Trump está fazendo sua aposta diferente de Bolsonaro, até porque não deve ter um histórico de atleta, e quer os Estados Unidos fechado por duas semanas. Mas, também se mostra preocupado com a economia, e por esse motivo costura um socorro de 2 trilhões de dólares. Veja só a diferença com o Brasil, aqui parlamentares querem abrir mão de fundo eleitoral e de cota de gabinete, o que mostra que não entenderam o tamanho do problema, mais jogando para a torcida do que com a racionalidade.

Abrir mão de fundos e até mesmo de salários, é apenas um simbolismo, um populismo, para provar que estão dispostos a sacrifícios. O momento pede outra coisa, inclusive capacidade de governar com responsabilidade, sem se distrair por redes sociais, nem por manifestações de grupos. Temos que pensar em outra razão. Como é que vamos resolver o problema dos milhões de brasileiros que ficarão sem emprego ou sem renda, dado que boa parte atua na economia informal? Não será com simbolismo.

Voltando ao pronunciamento, a postura do presidente foi entendida por muitos como uma tentativa de retomar prestígio, dado que pesquisas mostraram uma recente queda de popularidade individual, ao mesmo tempo que outros cresceram. Os panelaços foram sentidos.

Com seu tom, o presidente certamente falou com quem o apóia. Manteve o moral da tropa elevado, mesmo que perdendo daqueles que o apoiaram por circunstância no passado.

Particularmente, me assombra não haver no governo pessoas capazes de impedir tais arroubos, tanto que já tive a sensação de viver no País das Maravilhas que Alice foi parar, regido por uma rainha louca, que não podia ser contrariada. Alguns alegam que o general Heleno tem esse papel.

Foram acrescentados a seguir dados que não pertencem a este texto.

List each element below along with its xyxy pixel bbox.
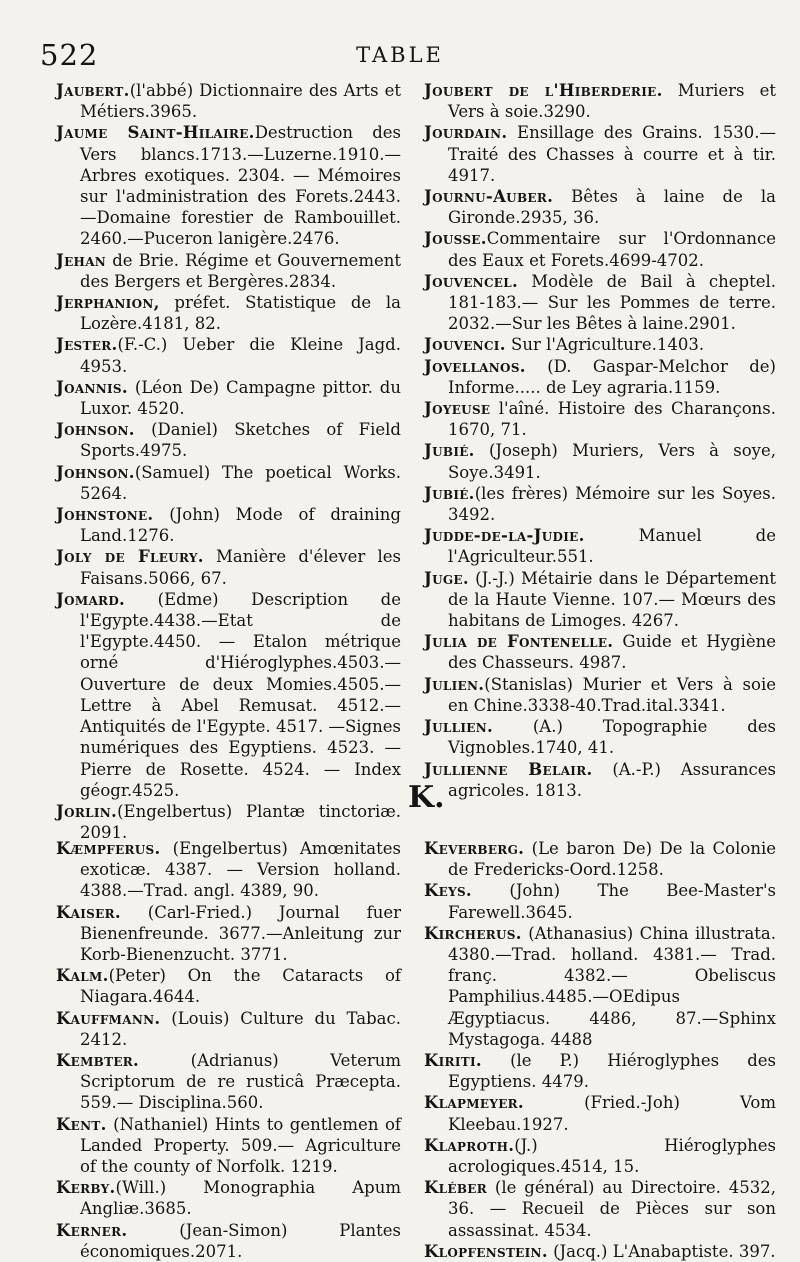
entry-name: Klopfenstein. — [424, 1241, 548, 1261]
entry-name: Keys. — [424, 881, 472, 901]
entry-name: Jehan — [56, 250, 107, 270]
index-entry — [56, 504, 401, 546]
entry-text: (Stanislas) Murier et Vers à soie en Chine.3338-40.Trad.ital.3341. — [448, 674, 776, 715]
entry-text: (Jean-Simon) Plantes économiques.2071. — [80, 1220, 401, 1261]
index-entry — [424, 334, 776, 355]
entry-text: Modèle de Bail à cheptel. 181-183.— Sur les Pommes de terre. 2032.—Sur les Bêtes à laine.2901. — [448, 271, 776, 334]
page-heading: TABLE — [356, 43, 444, 67]
index-entry — [424, 525, 776, 567]
entry-text: (Léon De) Campagne pittor. du Luxor. 4520. — [80, 377, 401, 419]
entry-name: Julien. — [424, 674, 485, 694]
index-entry — [56, 589, 401, 801]
entry-name: Joubert de l'Hiberderie. — [424, 81, 663, 100]
index-entry — [424, 759, 776, 801]
entry-name: Jerphanion, — [56, 293, 160, 313]
entry-text: (Le baron De) De la Colonie de Fredericks-Oord.1258. — [448, 839, 776, 880]
entry-text: (Adrianus) Veterum Scriptorum de re rusticâ Præcepta. 559.— Disciplina.560. — [80, 1051, 401, 1113]
entry-text: (Peter) On the Cataracts of Niagara.4644. — [80, 966, 401, 1007]
index-entry — [56, 80, 401, 122]
entry-text: (F.-C.) Ueber die Kleine Jagd. 4953. — [80, 335, 401, 376]
entry-name: Jullienne Belair. — [424, 759, 593, 779]
index-entry — [424, 186, 776, 228]
index-entry — [424, 356, 776, 398]
entry-text: préfet. Statistique de la Lozère.4181, 82. — [80, 293, 401, 334]
entry-text: (Athanasius) China illustrata. 4380.—Trad. holland. 4381.— Trad. franç. 4382.— Obeliscus Pamphilius.4485.—OEdipus Ægyptiacus. 4486, 87.—Sphinx Mystagoga. 4488 — [448, 923, 776, 1049]
entry-name: Jorlin. — [56, 801, 118, 821]
index-entry — [424, 716, 776, 758]
entry-text: Sur l'Agriculture.1403. — [505, 335, 705, 355]
entry-text: (Joseph) Muriers, Vers à soye, Soye.3491. — [448, 441, 776, 482]
index-entry — [56, 377, 401, 419]
right-column-bottom — [424, 838, 776, 1262]
entry-text: (Fried.-Joh) Vom Kleebau.1927. — [448, 1093, 776, 1134]
index-entry — [56, 1220, 401, 1262]
page-number: 522 — [40, 38, 99, 72]
index-entry — [56, 902, 401, 966]
index-entry — [56, 1008, 401, 1050]
entry-text: (Engelbertus) Plantæ tinctoriæ. 2091. — [80, 801, 401, 843]
entry-text: (Jacq.) L'Anabaptiste. 397. — [547, 1241, 776, 1261]
index-entry — [424, 122, 776, 186]
left-column-bottom — [56, 838, 401, 1262]
entry-name: Jousse. — [424, 229, 487, 249]
entry-name: Jouvenci. — [424, 335, 506, 355]
entry-name: Jester. — [56, 335, 118, 355]
entry-name: Kiriti. — [424, 1051, 482, 1071]
index-entry — [56, 1050, 401, 1114]
entry-name: Kaiser. — [56, 902, 121, 922]
entry-text: Manière d'élever les Faisans.5066, 67. — [80, 547, 401, 588]
entry-text: (John) The Bee-Master's Farewell.3645. — [448, 881, 776, 922]
entry-text: (Will.) Monographia Apum Angliæ.3685. — [80, 1178, 401, 1219]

Pensei também na pressão de quem fez força para sua campanha. Será que os empresários que o apoiaram, percebendo o caos econômico, exigiram uma posição menos conservadora? Pode ser.

Atacar jornalistas e a imprensa já é lugar comum. Faz parte do jogo de manipulação dicotômica, talkey? O herói precisa de um vilão e o 01 fez de questão de escolher e apontar contra quem está lutando.

A menos que Bolsonaro tenha recebido a garantia da cura do coronavírus, cabe agora ver até quando e como bancará seu blefe.

Negará os números de mortes? Demitirá seu ministro da saúde? Fechará veículos da imprensa? Pedirá apoio do exército para controlar governadores insurgentes? Declarará que o Congresso Nacional é um antro de conspiradores e por isso deverá ser fechado?

Difícil prever algo diante de uma mente imprevisível. De qualquer forma, sua aposta está feita, com o nosso cacife em jogo.